The biggest challenge for passengers is which home airline-based alliance they end up with, and whether that best serves their connectivity and flight option needs. For Hong Kong-based customers focused on Asia, CX joining Star Alliance would be good: the connectivity within Asia will increase, adding Air China and SIA along with its other worldwide partners’ networks. This change would not be as good for those who travel more frequently with BA and AA.
For travellers based in mainland China, especially those more likely using Star Alliance in Beijing, adding CX will enhance travel options. For mainland customers, this is a good net move as existing Star Alliance customers will have expanded reach globally with the entry of CX. Existing CSA customers will have a larger reach out of Guangzhou through the expanded network of Oneworld partners than if the Chinese carrier remained outside of any alliance.
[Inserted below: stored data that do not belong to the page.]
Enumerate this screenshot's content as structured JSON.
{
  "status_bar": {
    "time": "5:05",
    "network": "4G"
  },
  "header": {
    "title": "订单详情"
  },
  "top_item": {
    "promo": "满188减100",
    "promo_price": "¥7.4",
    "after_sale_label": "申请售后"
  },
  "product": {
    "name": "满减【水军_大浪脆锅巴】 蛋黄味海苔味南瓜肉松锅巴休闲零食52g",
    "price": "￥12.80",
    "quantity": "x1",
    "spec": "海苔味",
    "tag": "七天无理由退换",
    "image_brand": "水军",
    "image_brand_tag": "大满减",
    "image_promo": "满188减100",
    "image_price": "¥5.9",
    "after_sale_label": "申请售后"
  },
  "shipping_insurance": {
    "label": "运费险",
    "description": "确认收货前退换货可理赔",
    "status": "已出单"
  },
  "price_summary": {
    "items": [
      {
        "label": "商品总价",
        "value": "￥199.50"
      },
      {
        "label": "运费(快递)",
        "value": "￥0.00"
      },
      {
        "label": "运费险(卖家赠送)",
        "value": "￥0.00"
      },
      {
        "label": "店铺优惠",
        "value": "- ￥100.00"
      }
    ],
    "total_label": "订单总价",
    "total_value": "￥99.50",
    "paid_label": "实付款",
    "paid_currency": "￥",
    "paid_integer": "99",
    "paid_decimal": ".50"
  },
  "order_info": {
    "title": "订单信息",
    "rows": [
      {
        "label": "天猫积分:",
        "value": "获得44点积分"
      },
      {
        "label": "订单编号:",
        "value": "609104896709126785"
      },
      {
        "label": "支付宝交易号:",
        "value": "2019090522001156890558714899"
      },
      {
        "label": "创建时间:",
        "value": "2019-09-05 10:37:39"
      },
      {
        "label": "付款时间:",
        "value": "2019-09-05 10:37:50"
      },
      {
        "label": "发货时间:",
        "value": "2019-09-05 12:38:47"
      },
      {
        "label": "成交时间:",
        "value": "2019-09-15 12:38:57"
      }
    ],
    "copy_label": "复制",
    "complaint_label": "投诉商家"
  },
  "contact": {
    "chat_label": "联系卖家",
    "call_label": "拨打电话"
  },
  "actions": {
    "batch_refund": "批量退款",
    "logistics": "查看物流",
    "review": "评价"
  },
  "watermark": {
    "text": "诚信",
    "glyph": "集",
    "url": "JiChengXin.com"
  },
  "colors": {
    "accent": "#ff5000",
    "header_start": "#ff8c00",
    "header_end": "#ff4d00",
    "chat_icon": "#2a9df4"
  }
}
Overall, such a shake-up would be good for customers. It will increase the global competitiveness and respective reaches of each of the three major alliances and their Asian members. The downside is that with a change in alliances, frequent flyer miles racked up on partner airlines might not count as they did before. This might not be as big an issue if you are a frugal buyer aiming solely at the lowest cost fares. Though, as always, it’s better for frequent travellers to stick with one or more alliances with home hubs that suit travel destination and frequency selection.
David Yu is an adjunct professor of finance at New York University Shanghai and managing director of Inception Aviation.